Ah, Canada, then we can talk sensible units  
Yes, when it is freezing enough, an hour of preconditioning is needed indeed. And since I go from bed to car in under 30 minutes in the morning, you see the reason I created TT ;-)


----------



## Mike Ferris (Aug 7, 2016)

LOL! Yes. Your reason, absolutely. In the last 5 years we have hit -53C in the morning, colder than Alaska. Climate change is hitting many places, the Netherlands I think is ahead of the scale, spent a lot time there in the '70's, my first girlfriend!


----------



## Needsdecaf (Dec 27, 2018)

Does anyone seem to think that "regen limited" is more aggressive than it used to be? Meaning it kicks in when the weather is warmer than last winter? 

Reason I ask is down here in temperate Houston, we've only had one "cold" spell, and temps were down in the high 30's. It's warmed up since then. Over the weekend, I got in the car and noticed I had limited regen even though the temp was about 60. This was Saturday night and I hadn't used the car since Friday night. Charging was done sometime around midnight on Friday night, so it had a good long time to soak in the cold. But I can't recall seeing limited regen until temps were much colder last year. 

Also was surprised that even though it was 60, and that I drove about 10 miles, by the time I got home, I still had limited regen.


----------



## Stach (Mar 27, 2019)

*tbeernot*, your TeslaTasks is still working great and has been extremely useful to precondition my car now that winter has been around for a while. I've got another request that I'm hoping TeslaTasks can provide. I like to keep my Model 3 sitting with a charge around 50-60%. That way I still have enough juice to get around in an emergency or drive to the nearest supercharger if need be, however ideally, before use I would precondition the car by charging and warming to 80%, so that I get better regen.

My hope is that very much like setting an initial temperature with a fallback, but for charging.
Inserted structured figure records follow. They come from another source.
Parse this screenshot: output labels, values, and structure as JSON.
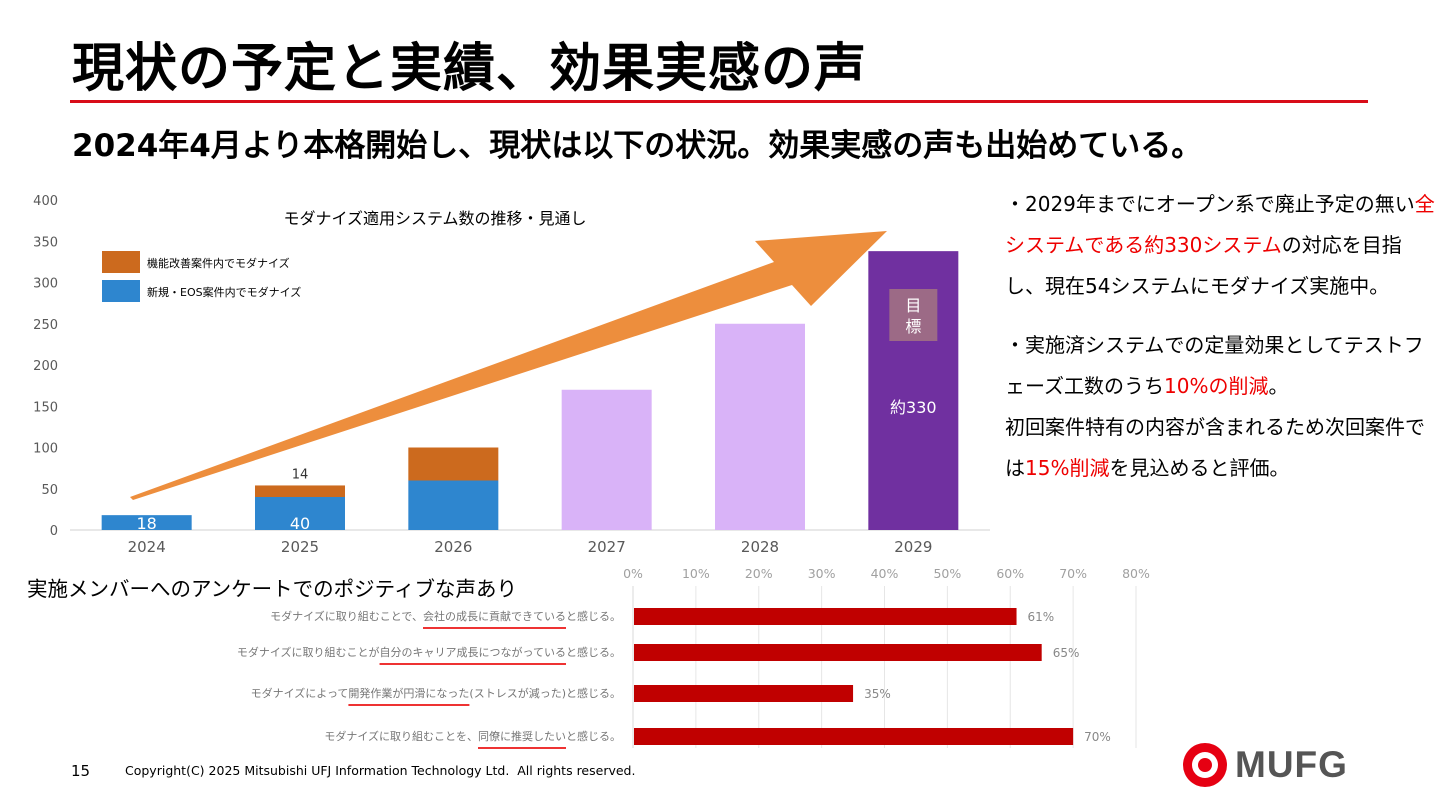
{
  "slide": {
    "title": "現状の予定と実績、効果実感の声",
    "subtitle": "2024年4月より本格開始し、現状は以下の状況。効果実感の声も出始めている。",
    "page_number": "15",
    "copyright": "Copyright(C) 2025 Mitsubishi UFJ Information Technology Ltd.  All rights reserved.",
    "logo_text": "MUFG",
    "brand_color": "#e60012"
  },
  "notes": {
    "p1": {
      "a": "・2029年までにオープン系で廃止予定の無い",
      "highlight": "全システムである約330システム",
      "b": "の対応を目指し、現在54システムにモダナイズ実施中。"
    },
    "p2": {
      "a": "・実施済システムでの定量効果としてテストフェーズ工数のうち",
      "highlight": "10%の削減",
      "b": "。"
    },
    "p3": {
      "a": "初回案件特有の内容が含まれるため次回案件では",
      "highlight": "15%削減",
      "b": "を見込めると評価。"
    }
  },
  "survey": {
    "title": "実施メンバーへのアンケートでのポジティブな声あり"
  },
  "chart_data": [
    {
      "type": "bar",
      "title": "モダナイズ適用システム数の推移・見通し",
      "categories": [
        "2024",
        "2025",
        "2026",
        "2027",
        "2028",
        "2029"
      ],
      "ylim": [
        0,
        400
      ],
      "yticks": [
        0,
        50,
        100,
        150,
        200,
        250,
        300,
        350,
        400
      ],
      "series": [
        {
          "name": "新規・EOS案件内でモダナイズ",
          "color": "#2e86cf",
          "values": [
            18,
            40,
            60,
            null,
            null,
            null
          ],
          "labels": [
            "18",
            "40",
            "",
            "",
            "",
            ""
          ]
        },
        {
          "name": "機能改善案件内でモダナイズ",
          "color": "#cc6a1e",
          "values": [
            0,
            14,
            40,
            null,
            null,
            null
          ],
          "labels": [
            "",
            "14",
            "",
            "",
            "",
            ""
          ]
        },
        {
          "name": "見通し",
          "color": "#d9b3f8",
          "values": [
            null,
            null,
            null,
            170,
            250,
            null
          ],
          "labels": [
            "",
            "",
            "",
            "",
            "",
            ""
          ]
        },
        {
          "name": "目標",
          "color": "#7030a0",
          "values": [
            null,
            null,
            null,
            null,
            null,
            338
          ],
          "labels": [
            "",
            "",
            "",
            "",
            "",
            "約330"
          ]
        }
      ],
      "target_label": "目標",
      "legend": [
        {
          "name": "機能改善案件内でモダナイズ",
          "color": "#cc6a1e"
        },
        {
          "name": "新規・EOS案件内でモダナイズ",
          "color": "#2e86cf"
        }
      ],
      "legend_position": "top-left",
      "arrow_color": "#ed8e3d"
    },
    {
      "type": "bar",
      "orientation": "horizontal",
      "xlim": [
        0,
        80
      ],
      "xticks": [
        "0%",
        "10%",
        "20%",
        "30%",
        "40%",
        "50%",
        "60%",
        "70%",
        "80%"
      ],
      "color": "#c00000",
      "categories": [
        {
          "pre": "モダナイズに取り組むことで、",
          "hl": "会社の成長に貢献できている",
          "post": "と感じる。"
        },
        {
          "pre": "モダナイズに取り組むことが",
          "hl": "自分のキャリア成長につながっている",
          "post": "と感じる。"
        },
        {
          "pre": "モダナイズによって",
          "hl": "開発作業が円滑になった",
          "post": "(ストレスが減った)と感じる。"
        },
        {
          "pre": "モダナイズに取り組むことを、",
          "hl": "同僚に推奨したい",
          "post": "と感じる。"
        }
      ],
      "values": [
        61,
        65,
        35,
        70
      ],
      "value_labels": [
        "61%",
        "65%",
        "35%",
        "70%"
      ]
    }
  ]
}
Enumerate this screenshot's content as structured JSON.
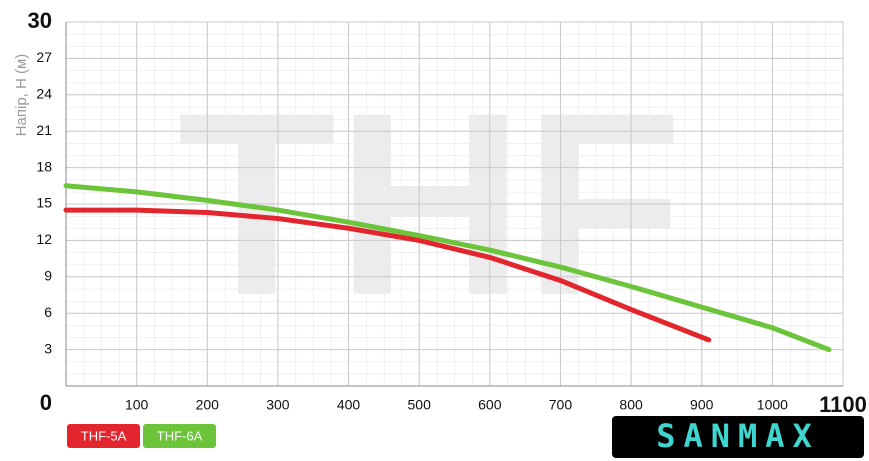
{
  "chart_data": {
    "type": "line",
    "y_label": "Напір, Н (м)",
    "watermark": "THF",
    "brand": "SANMAX",
    "xlim": [
      0,
      1100
    ],
    "xticks": [
      0,
      100,
      200,
      300,
      400,
      500,
      600,
      700,
      800,
      900,
      1000,
      1100
    ],
    "ylim": [
      0,
      30
    ],
    "yticks": [
      0,
      3,
      6,
      9,
      12,
      15,
      18,
      21,
      24,
      27,
      30
    ],
    "grid": true,
    "series": [
      {
        "name": "THF-5A",
        "color": "#e3262d",
        "x": [
          0,
          100,
          200,
          300,
          400,
          500,
          600,
          700,
          800,
          910
        ],
        "values": [
          14.5,
          14.5,
          14.3,
          13.8,
          13.0,
          12.0,
          10.6,
          8.7,
          6.3,
          3.8
        ]
      },
      {
        "name": "THF-6A",
        "color": "#6cc43a",
        "x": [
          0,
          100,
          200,
          300,
          400,
          500,
          600,
          700,
          800,
          900,
          1000,
          1080
        ],
        "values": [
          16.5,
          16.0,
          15.3,
          14.5,
          13.5,
          12.4,
          11.2,
          9.8,
          8.2,
          6.5,
          4.8,
          3.0
        ]
      }
    ]
  }
}
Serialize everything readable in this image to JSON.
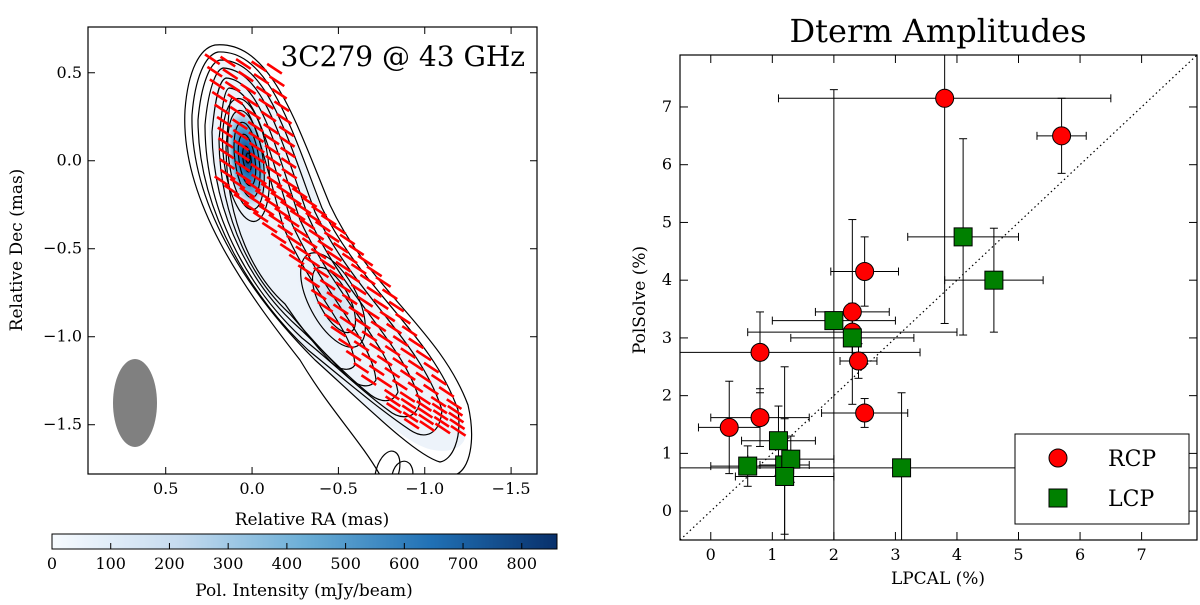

I'd like to set an initial charge value of say 80%, but have it automatically set back to 50% when the calendar entry ends, like with the following command.

Charge 80% End 50%

This way, when I plug back in after my trip, I don't have to remember to set the charger back to 50% from the 80% that I charged it to earlier.

Thanks in advance for listening and let me know what you think.


----------



## tbeernot (Oct 11, 2019)

Stach said:


> *tbeernot*, your TeslaTasks is still working great and has been extremely useful to precondition my car now that winter has been around for a while. I've got another request that I'm hoping TeslaTasks can provide. I like to keep my Model 3 sitting with a charge around 50-60%. That way I still have enough juice to get around in an emergency or drive to the nearest supercharger if need be, however ideally, before use I would precondition the car by charging and warming to 80%, so that I get better regen.
> 
> My hope is that very much like setting an initial temperature with a fallback, but for charging. I'd like to set an initial charge value of say 80%, but have it automatically set back to 50% when the calendar entry ends, like with the following command.
> 
> ...


Actually I already had been thinking about that, but was still undecided on the notation. Preconditioning uses T= and TA= (or Temp and TempAfter), I find that notation not ideal. But I want to keep the same style for precond and charge. So I was considering

*charge 80%/50%* and *precond 25/21*, but that may not be very obvious.
*charge 80% end 50%* and *precond 25 end 21* is what you suggest, also not really obvious what that means.

How about:
charge 80% then 50%?
charge 80% afterwards 50%?
charge 80% at end 50%?
charge 80% then set 50%?
charge 80% afterwards set 50%?

What do you think?


----------



## Stach (Mar 27, 2019)

tbeernot said:


> What do you think?


Thanks for listening and it's great that we were having the same thoughts. My choice would be for something simple yet obvious, so of the ones you mentioned, I like the following:

*charge 80% then 50%* (It's simple and it sounds the most like a logical expression)
charge 80% at end 50% (I'm biased as it's most like what I had in mind) 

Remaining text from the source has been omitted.